- Cover of Cosmo the Merry Martian 1 (Sep 1958), art by Bob White

Publication information
- Publisher: Archie Comics
- Schedule: bimonthly
- Publication date: Original September 1958 – October 1959 Reboot January 2018 – April 2020
- No. of issues: Original 6 Reboot 10
- Main character(s): Cosmo the Merry Martian Orbi Professor Thimk Astra

= Cosmo the Merry Martian =

Comic book

Cosmo the Merry Martian is a comic book series published by Archie Comics between 1958 and 1959. The comic was created by Bob White as a way to provide a family-appropriate comic for children with an interest in the then-current space race. The title character was the first Martian to visit the Earth. The title only lasted for six issues. Every issue, including the last one, had a cliffhanger ending.

Besides the title character, other characters are Orbi (Cosmo's astronaut companion), Professor Thimk (the scientist who invented the Martian spaceship, but was not on it when it took off from Mars), and Astra (Cosmo's girlfriend).

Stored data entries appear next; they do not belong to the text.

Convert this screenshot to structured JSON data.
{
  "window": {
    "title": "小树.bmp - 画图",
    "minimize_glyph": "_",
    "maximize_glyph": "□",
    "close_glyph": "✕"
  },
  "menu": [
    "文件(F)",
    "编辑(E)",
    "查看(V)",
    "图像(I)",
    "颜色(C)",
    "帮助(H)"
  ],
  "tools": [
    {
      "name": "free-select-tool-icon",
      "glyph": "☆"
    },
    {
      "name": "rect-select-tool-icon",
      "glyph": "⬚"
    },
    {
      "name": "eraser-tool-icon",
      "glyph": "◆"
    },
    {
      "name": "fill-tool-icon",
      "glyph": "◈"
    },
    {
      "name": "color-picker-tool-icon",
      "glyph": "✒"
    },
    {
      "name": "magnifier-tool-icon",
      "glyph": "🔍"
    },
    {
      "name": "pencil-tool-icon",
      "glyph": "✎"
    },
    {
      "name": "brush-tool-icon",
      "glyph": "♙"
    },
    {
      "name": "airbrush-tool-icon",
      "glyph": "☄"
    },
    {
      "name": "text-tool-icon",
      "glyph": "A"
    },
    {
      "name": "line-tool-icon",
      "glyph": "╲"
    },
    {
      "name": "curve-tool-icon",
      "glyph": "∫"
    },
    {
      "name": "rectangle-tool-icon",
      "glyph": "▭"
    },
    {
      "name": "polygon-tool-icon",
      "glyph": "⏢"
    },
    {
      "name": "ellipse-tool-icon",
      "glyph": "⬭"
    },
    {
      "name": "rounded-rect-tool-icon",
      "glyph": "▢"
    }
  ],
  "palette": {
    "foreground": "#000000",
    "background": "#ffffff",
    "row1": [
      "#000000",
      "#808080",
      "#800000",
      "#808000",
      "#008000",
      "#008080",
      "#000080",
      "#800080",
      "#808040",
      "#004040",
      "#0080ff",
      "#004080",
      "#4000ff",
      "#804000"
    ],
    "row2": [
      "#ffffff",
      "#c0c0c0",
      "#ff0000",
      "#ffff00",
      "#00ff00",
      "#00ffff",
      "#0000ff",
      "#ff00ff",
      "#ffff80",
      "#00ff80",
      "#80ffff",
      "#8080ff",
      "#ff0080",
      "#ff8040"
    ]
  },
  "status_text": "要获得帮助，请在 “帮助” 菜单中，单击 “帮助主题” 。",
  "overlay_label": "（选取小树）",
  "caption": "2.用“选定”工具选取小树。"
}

In the first issue, while they are traveling toward their intended destination of Earth, a meteor damages their spaceship, and they crash land on Earth's moon. The moon turns out to be inhabited by beings named Oogs, who live underground.

A reboot of the series, titled Cosmo the Mighty Martian, began publication in January 2018. The new series is written by Ian Flynn with art by Tracy Yardley and Matt Herms, all of whom previously collaborated on Archie's Sonic the Hedgehog comic series.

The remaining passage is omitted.